Sebuah kapal nelayan China ditahan Korea Utara. Negara ini pun meminta tebusan kepada negara yang sejatinya adalah sekutu utamanya. Langkah tersebut merupakan yang pertama kali setelah lebih dari setahun, sehingga menimbulkan bahaya hubungan memburuk Korut dengan sekutu utamanya itu.
Sebuah kapal dari kota pelabuhan Dalian di utara China dengan enam awak kapal, ditahan oleh Korut pada 12 September 2014 saat mencari ikan di Laut Kuning antara China dan Semenanjung Korea, demikian dilaporkan harian milik pemerintah Beijing News.
Pemilik kapal mengatakan kepada harian itu bahwa ia menerima panggilan telepon, diduga dari penjaga pantai Korut, dua hari kemudian dan diberitahu bahwa kapal beserta krunya ditahan karena mencari ikan di perairan Korut. Pihak Korut meminta bayaran denda 250 ribu yuan (US$40.700) untuk melepaskan kapal beserta kru, namun pada 17 September keenam kru tersebut sudah pulang ke desa mereka dengan luka-luka di sekujur tubuh akibat dipukuli. Dompet dan ikat pinggang mereka juga dicuri.

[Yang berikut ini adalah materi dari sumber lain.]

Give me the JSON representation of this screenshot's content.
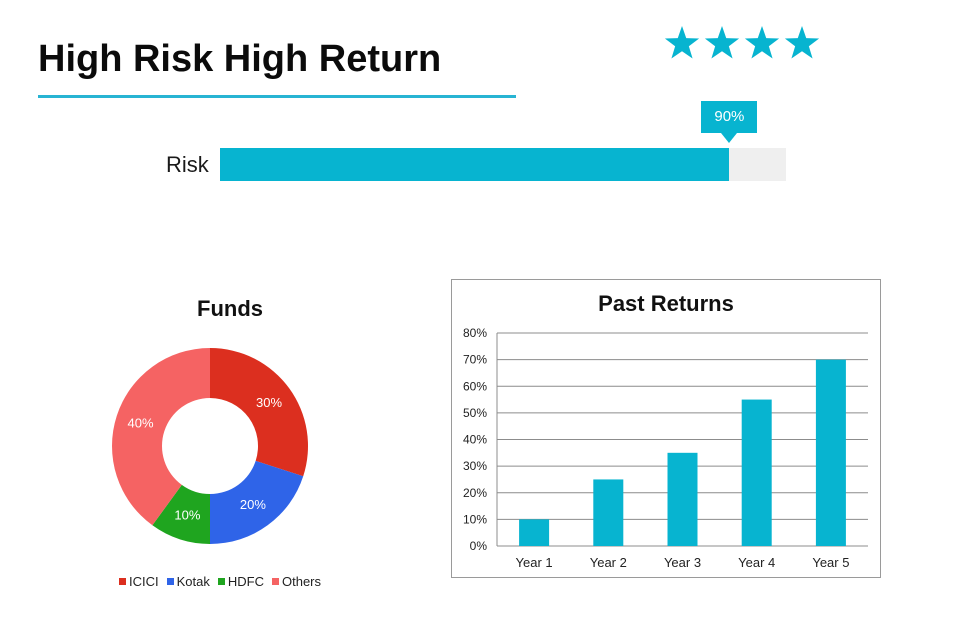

“Para kru bersikeras bahwa kapal mereka tidak memasuki perairan Korut, dan tidak melanggar batas untuk mencari ikan,” kata pemilik kapal Zhang Xikai seperti dikutip harian itu. “Mereka melakukan operasi normal dalam perairan China saat ditangkap oleh petugas Korut dengan pistol dan menarik mereka dengan paksa menuju perairan Korut,” katanya.
Kementerian Luar Negeri China mengkonfirmasikan bahwa mereka telah mengetahui soal penangkapan kapal itu dan Kedubes China di Pyongyang pada Senin bertemu dengan pemerintah Korut.

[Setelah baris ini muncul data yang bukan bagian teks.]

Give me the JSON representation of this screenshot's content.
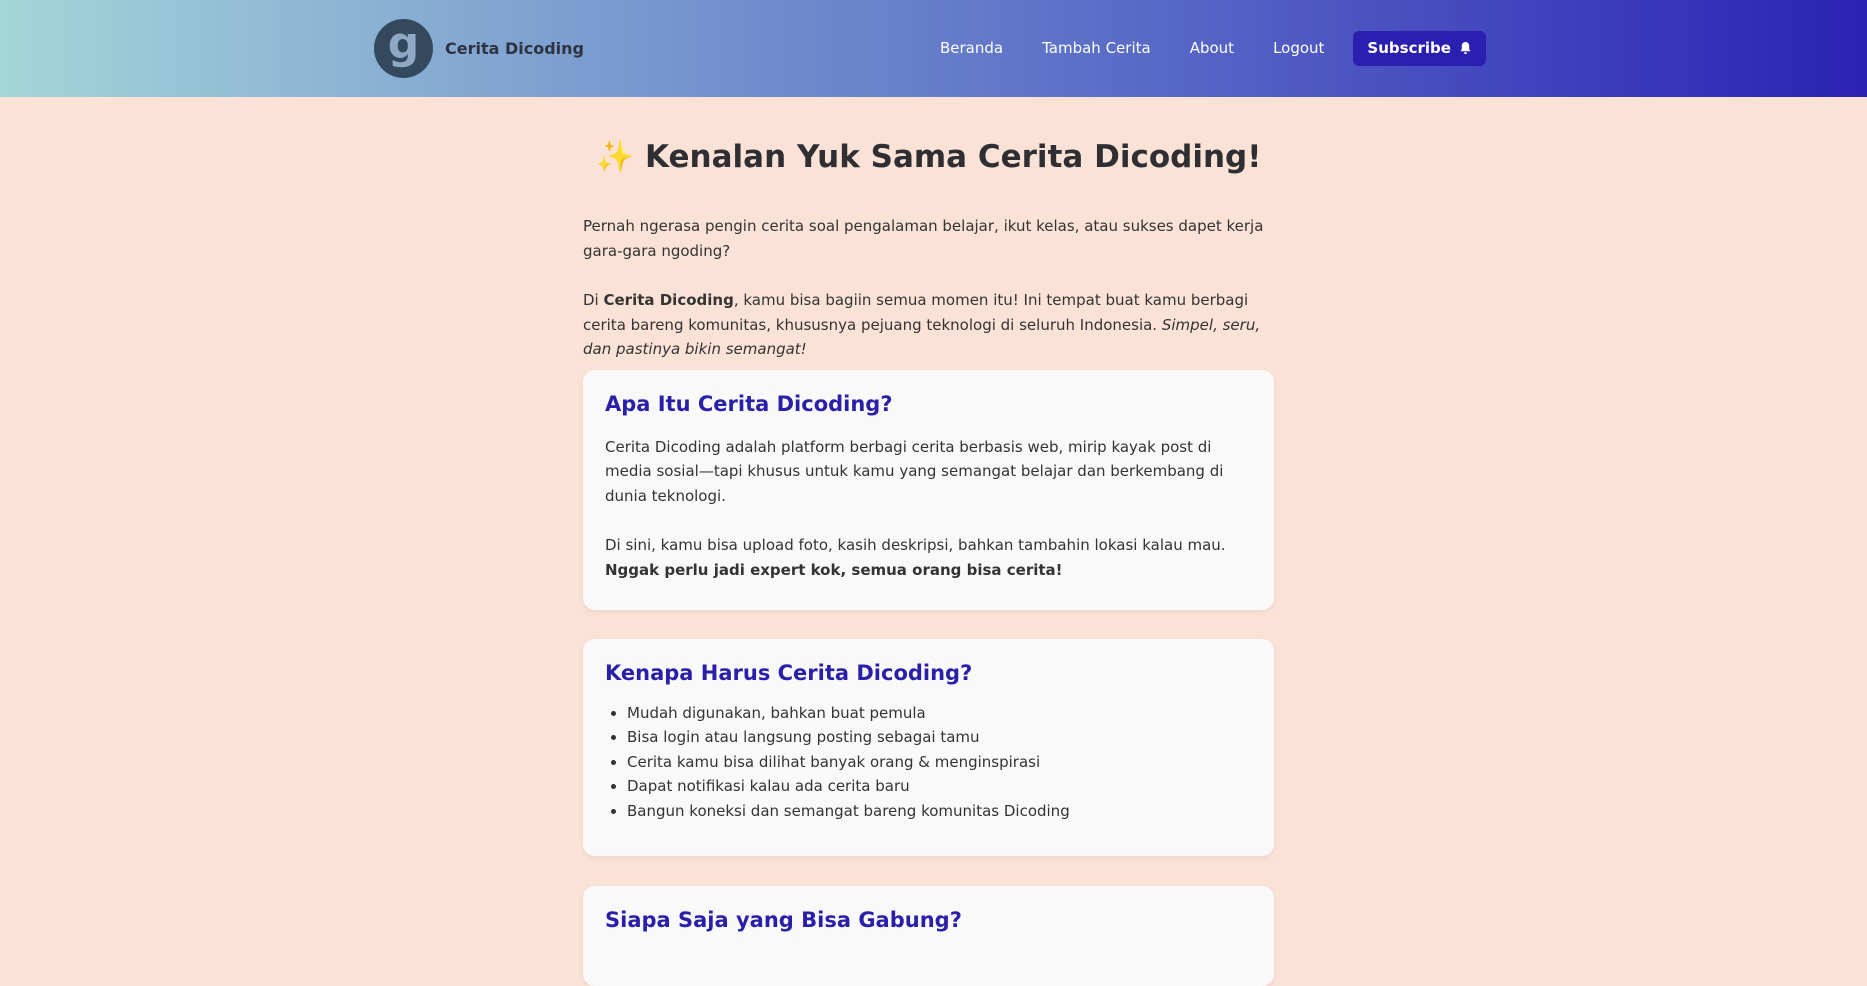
{
  "header": {
    "brand_name": "Cerita Dicoding",
    "logo_glyph": "g",
    "nav": [
      "Beranda",
      "Tambah Cerita",
      "About",
      "Logout"
    ],
    "subscribe_label": "Subscribe"
  },
  "main": {
    "title_emoji": "✨",
    "title": "Kenalan Yuk Sama  Cerita Dicoding!",
    "intro": {
      "p1": "Pernah ngerasa pengin cerita soal pengalaman belajar, ikut kelas, atau sukses dapet kerja gara-gara ngoding?",
      "p2_prefix": "Di ",
      "p2_bold": "Cerita Dicoding",
      "p2_middle": ", kamu bisa bagiin semua momen itu! Ini tempat buat kamu berbagi cerita bareng komunitas, khususnya pejuang teknologi di seluruh Indonesia. ",
      "p2_italic": "Simpel, seru, dan pastinya bikin semangat!"
    },
    "sections": [
      {
        "title": "Apa Itu Cerita Dicoding?",
        "p1": "Cerita Dicoding adalah platform berbagi cerita berbasis web, mirip kayak post di media sosial—tapi khusus untuk kamu yang semangat belajar dan berkembang di dunia teknologi.",
        "p2": "Di sini, kamu bisa upload foto, kasih deskripsi, bahkan tambahin lokasi kalau mau. ",
        "p2_bold": "Nggak perlu jadi expert kok, semua orang bisa cerita!"
      },
      {
        "title": "Kenapa Harus Cerita Dicoding?",
        "items": [
          "Mudah digunakan, bahkan buat pemula",
          "Bisa login atau langsung posting sebagai tamu",
          "Cerita kamu bisa dilihat banyak orang & menginspirasi",
          "Dapat notifikasi kalau ada cerita baru",
          "Bangun koneksi dan semangat bareng komunitas Dicoding"
        ]
      },
      {
        "title": "Siapa Saja yang Bisa Gabung?"
      }
    ]
  },
  "colors": {
    "background": "#fbe2d6",
    "accent": "#2a1fb0",
    "heading": "#2a1fa8"
  }
}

Pada Mei, Korut menahan sebuah kapal China bersama 16 kru dan meminta denda 600 ribu yuan, namun kemudian membebaskannya tanpa bayaran setelah Beijing campur tangan. Pada 2012, tiga kapal nelayan China ditahan oleh Korut yang meminta bayaran 1,2 juta yuan. Mereka kemudian dibebaskan namun belum jelas apakah permintaan uang mereka itu sudah dipenuhi.
Beijing merupakan pemasok utama bantuan pangan dan minyak untuk Pyongyang. Namun ketegangan antara kedua negara tersebut meningkat, dengan Korut yang terasing karena sanksi PBB atas ambisi nuklir dan peluncuran roket-roketnya.